A marcha do Castelo é apoiada monetariamente pela Junta de Freguesia do Castelo e, também, pela Junta de Freguesia de Santiago. “ A Câmara Municipal de Lisboa dá cerca de trinta mil euros a cada freguesia destinados às marchas. Só para os figurinos gastam-se cerca de dez mil ou quinze mil euros. Depois é preciso pagar a ensaiadores e coreógrafos que são pagos a cada ensaio e desfile. É necessário pagar ainda as cenografias. Tudo isso ultrapassa o valor.”  Deste modo, a marcha do Castelo tenta angariar dinheiro através de vendas de t-shirts, organizando arraiais e tentando arranjar patrocinadores. “É um bocadinho tentar fazer coisas espectaculares com casquinhas de ovos”.
Como elemento da Comissão da marcha do Castelo, Rita Pereira, refere apenas dois problemas na organização da marcha. Um problema monetário que a seu ver poderia ser mais facilmente resolvido com uma maior publicitação do desfile das marchas populares no Pavilhão Atlântico. “A EGEAG distribui bilhetes para nós vendermos e esse dinheiro fica para nós. Claro que há muitos bilhetes que são oferta para os marchantes, patrocinadores e participantes. Por isso restam muito poucos para vender e, além do mais, os bilhetes são apenas 5 euros. Aquilo está muitas vezes muito vazio e acho que lhes interessava publicitarem até porque haveria lucro.” E o outro problema refere-se à organização da marcha em si, como por exemplo: as costureiras não terem os figurinos prontos a tempo.
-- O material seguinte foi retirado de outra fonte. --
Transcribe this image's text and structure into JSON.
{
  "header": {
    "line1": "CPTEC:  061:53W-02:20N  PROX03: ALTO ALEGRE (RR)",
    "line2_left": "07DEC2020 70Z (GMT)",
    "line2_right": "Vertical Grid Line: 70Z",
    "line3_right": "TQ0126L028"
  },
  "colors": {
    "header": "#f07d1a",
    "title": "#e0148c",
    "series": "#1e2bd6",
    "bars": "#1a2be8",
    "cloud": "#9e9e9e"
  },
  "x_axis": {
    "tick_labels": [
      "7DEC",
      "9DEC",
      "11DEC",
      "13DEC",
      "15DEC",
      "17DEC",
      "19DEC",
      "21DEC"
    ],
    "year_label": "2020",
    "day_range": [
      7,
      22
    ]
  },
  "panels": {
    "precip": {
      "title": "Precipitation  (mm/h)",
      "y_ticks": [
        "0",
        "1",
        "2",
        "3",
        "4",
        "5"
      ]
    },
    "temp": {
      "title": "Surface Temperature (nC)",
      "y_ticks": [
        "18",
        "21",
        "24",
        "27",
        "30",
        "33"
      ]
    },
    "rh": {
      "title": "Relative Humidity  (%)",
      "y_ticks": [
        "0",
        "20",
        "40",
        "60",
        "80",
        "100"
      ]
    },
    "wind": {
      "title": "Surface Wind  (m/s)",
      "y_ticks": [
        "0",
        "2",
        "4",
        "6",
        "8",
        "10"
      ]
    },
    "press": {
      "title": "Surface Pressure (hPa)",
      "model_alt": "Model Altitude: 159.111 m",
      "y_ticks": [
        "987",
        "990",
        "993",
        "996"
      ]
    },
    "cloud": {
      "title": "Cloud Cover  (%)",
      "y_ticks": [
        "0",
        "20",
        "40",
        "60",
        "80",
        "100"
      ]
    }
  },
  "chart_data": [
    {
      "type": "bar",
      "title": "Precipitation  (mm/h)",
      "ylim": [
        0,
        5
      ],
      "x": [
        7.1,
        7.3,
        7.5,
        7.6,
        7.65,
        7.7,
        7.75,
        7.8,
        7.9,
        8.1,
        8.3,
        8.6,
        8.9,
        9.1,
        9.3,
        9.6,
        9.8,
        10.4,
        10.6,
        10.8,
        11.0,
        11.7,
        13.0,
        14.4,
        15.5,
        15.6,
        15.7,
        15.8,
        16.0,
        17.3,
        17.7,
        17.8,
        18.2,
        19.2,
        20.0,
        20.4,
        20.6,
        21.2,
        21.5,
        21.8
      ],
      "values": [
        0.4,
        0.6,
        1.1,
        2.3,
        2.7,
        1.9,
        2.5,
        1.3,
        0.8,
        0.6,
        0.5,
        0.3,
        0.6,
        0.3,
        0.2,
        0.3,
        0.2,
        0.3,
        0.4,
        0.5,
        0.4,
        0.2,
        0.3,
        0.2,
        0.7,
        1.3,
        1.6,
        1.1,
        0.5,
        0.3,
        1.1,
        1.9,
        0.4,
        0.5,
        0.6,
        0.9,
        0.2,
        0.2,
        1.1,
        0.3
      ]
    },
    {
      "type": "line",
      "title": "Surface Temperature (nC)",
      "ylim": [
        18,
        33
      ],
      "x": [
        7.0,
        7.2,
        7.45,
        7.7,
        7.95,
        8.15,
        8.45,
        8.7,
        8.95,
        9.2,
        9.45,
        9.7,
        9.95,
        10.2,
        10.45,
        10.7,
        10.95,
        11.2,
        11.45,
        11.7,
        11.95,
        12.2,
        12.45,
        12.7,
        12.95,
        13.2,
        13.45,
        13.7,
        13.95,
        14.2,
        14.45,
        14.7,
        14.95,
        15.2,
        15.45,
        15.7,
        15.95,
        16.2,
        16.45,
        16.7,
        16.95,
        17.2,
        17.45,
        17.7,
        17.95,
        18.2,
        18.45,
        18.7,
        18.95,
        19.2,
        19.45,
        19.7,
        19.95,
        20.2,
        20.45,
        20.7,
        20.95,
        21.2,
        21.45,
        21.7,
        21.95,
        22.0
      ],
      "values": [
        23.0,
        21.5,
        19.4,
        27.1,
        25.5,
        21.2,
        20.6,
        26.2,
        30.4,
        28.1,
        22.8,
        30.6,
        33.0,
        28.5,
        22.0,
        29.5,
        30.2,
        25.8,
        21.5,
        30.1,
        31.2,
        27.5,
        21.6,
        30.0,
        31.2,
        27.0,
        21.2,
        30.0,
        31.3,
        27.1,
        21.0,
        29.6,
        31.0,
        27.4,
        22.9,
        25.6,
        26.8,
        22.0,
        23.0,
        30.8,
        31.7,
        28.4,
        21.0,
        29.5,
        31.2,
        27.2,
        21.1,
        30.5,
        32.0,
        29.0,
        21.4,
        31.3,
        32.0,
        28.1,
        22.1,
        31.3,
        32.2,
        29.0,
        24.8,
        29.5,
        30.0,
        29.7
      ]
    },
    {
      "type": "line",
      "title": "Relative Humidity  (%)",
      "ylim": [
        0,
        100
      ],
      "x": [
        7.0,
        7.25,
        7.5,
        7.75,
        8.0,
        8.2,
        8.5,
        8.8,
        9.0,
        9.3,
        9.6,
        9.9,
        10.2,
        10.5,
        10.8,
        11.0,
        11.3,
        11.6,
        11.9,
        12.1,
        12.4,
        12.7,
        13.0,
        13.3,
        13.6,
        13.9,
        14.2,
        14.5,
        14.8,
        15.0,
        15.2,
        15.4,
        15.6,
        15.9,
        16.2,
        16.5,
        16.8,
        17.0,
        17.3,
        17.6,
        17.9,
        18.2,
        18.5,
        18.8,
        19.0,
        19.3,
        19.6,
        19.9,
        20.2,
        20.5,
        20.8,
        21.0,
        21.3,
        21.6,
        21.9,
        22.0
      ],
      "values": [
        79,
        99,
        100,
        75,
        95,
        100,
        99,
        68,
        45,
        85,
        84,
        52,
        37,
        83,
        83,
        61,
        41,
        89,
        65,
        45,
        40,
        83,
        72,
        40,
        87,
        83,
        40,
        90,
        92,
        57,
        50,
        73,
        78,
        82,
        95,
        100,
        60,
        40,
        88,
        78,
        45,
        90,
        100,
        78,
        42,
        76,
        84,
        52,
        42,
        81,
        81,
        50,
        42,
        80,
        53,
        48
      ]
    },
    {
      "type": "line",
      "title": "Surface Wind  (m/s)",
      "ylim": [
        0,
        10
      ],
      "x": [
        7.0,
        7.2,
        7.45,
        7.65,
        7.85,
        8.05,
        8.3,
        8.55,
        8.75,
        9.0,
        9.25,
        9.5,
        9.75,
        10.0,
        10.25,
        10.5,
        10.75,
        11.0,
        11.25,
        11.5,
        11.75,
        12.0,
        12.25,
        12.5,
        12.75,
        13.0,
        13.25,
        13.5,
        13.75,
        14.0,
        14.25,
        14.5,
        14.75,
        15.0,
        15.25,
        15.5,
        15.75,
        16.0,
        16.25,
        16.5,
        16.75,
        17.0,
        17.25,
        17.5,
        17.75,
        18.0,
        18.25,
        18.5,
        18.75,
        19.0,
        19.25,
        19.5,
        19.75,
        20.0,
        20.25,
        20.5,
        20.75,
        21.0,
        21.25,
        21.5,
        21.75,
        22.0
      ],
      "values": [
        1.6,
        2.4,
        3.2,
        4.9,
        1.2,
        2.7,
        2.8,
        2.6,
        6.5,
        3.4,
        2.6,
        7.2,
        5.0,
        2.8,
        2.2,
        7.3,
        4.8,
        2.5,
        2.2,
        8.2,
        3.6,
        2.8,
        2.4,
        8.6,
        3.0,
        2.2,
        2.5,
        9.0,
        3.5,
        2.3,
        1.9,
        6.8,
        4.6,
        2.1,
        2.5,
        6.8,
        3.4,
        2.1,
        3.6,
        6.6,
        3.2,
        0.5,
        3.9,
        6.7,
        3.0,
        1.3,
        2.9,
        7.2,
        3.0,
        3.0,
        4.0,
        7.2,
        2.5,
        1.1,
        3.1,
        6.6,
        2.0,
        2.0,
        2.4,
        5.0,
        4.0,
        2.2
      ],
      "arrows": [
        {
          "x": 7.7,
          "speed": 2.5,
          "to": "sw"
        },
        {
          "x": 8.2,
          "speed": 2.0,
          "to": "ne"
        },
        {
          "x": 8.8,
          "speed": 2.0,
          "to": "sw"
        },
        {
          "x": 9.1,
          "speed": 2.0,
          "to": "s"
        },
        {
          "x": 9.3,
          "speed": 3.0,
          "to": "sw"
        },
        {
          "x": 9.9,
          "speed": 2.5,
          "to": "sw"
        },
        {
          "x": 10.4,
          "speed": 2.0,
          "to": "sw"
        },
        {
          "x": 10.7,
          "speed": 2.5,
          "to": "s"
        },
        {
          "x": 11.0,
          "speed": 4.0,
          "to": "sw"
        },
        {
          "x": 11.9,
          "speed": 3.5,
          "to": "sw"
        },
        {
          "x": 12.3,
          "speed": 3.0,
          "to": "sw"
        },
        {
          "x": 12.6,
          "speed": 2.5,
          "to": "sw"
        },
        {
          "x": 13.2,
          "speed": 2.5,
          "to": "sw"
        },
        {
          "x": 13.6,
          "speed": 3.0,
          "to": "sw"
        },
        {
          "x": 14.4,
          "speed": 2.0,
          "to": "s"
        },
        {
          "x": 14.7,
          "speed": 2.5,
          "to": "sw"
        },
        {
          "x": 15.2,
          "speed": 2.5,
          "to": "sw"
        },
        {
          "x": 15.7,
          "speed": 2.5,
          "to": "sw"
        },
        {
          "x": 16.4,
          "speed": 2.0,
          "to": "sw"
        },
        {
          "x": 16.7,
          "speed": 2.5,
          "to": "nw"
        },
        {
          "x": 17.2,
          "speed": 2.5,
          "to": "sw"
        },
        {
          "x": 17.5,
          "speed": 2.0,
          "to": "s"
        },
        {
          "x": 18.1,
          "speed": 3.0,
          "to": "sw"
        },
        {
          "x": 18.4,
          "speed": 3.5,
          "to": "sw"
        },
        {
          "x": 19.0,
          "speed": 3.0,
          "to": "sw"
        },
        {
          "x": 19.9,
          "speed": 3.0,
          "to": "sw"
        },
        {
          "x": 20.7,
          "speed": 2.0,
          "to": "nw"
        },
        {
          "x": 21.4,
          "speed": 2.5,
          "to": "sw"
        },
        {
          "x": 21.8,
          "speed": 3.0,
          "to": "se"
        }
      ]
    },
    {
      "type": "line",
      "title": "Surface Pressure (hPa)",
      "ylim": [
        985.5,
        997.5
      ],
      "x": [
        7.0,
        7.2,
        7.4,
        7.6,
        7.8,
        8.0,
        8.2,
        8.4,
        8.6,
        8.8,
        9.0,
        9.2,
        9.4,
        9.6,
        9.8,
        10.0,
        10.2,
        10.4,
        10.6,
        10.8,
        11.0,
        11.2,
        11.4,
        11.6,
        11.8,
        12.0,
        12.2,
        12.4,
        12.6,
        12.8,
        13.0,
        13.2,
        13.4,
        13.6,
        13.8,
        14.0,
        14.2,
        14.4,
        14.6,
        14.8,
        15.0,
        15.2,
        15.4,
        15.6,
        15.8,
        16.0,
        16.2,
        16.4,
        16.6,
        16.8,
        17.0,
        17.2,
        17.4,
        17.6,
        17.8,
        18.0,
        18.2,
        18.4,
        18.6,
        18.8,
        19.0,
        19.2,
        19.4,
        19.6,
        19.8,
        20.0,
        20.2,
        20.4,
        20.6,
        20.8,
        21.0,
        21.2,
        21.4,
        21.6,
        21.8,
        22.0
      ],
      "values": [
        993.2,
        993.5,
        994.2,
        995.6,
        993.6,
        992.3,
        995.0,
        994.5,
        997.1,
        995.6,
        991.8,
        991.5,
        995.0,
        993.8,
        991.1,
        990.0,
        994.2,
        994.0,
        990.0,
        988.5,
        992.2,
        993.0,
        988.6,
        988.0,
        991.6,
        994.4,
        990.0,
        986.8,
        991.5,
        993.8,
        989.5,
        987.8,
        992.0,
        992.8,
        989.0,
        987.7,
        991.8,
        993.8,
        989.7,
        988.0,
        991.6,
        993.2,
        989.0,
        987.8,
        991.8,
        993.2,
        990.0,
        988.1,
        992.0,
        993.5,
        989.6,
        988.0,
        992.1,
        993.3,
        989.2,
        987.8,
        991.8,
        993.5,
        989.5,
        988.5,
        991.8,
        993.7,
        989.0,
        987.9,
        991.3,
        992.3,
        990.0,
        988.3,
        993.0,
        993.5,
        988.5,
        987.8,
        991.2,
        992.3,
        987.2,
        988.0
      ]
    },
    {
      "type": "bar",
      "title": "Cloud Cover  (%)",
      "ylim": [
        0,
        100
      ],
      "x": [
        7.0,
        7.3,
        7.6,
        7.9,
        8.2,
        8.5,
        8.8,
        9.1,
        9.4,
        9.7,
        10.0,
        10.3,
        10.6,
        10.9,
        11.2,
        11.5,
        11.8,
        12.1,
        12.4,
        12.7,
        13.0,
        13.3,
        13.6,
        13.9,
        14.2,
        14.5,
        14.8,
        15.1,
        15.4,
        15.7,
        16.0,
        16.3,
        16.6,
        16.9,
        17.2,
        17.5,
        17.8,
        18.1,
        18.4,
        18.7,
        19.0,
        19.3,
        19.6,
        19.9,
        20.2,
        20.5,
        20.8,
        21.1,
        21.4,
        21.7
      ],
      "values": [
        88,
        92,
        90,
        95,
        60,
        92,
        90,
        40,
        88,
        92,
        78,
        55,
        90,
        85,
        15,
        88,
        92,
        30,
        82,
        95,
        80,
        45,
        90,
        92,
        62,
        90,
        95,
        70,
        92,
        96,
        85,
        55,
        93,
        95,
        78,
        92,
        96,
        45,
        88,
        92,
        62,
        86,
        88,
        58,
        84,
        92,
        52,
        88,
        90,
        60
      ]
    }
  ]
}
Percurso efectuado a pé pelos marchantes do Castelo
Depois de carregar malas e bagagens para o Castelo, começam os preparativos e começam, também, os problemas. “E começa-se  a ouvir-se frases como: ‘Ai que o fecho não fecha’. O stress vai aumentando á medida que a hora se aproxima”.
A hora aproxima-se e Rita e os marchantes têm de descer até à Sé de Lisboa para apanhar o autocarro que os leva até ao Pavilhão Atlântico. “Os autocarros não sobem até lá a cima, por isso andamos muito a pé e há sempre um grande espectáculo porque está toda a gente na rua a ver e a bater palmas.”  
Toda esta rotina se volta a repetir no dia 13 de Junho. Mas, desta vez é até à Avenida da Liberdade que os marchantes vão. “Depois de muita espera na Avenida, lá vão eles.” Segundo Rita, a marcha do Castelo é muito importante para os marchantes. “(…) significa mais do que possamos imaginar! Há pessoas ali com vidas muito complicadas e, por isso a marcha acaba por ter uma vertente social muito importante. Nós sentimos que elas precisam disto. São três ou quatro meses intensivos em que os marchantes vivem o entusiasmo e até mesmo o bairro vive a construção da marcha. A decoração das ruas é muito importante.”
No fim do espectáculo a marcha do Castelo sobe às suas muralhas, que estão fechadas nessa noite. Enquanto esperam pelos resultados todos festejam comendo sardinhas. “Ganhar ou perder é muito importante para nós. Não se ganha nada de específico, mas é muito prestigiante. Os marchantes não são profissionais e esforça-se muito, por isso se ficarmos em segundo já é triste.”
A última vez que a marcha do Castelo ganhou foi em 2009, com o tema ‘Xadrez dos Reis e Rainhas e das Conquistas’. O Castelo ganhou o prémio principal, o prémio dos figurinos e o da cenografia. “Apesar de não ser completamente nosso, porque foi dividido com Alfama, foi muito gratificante ver a alegria das pessoas”.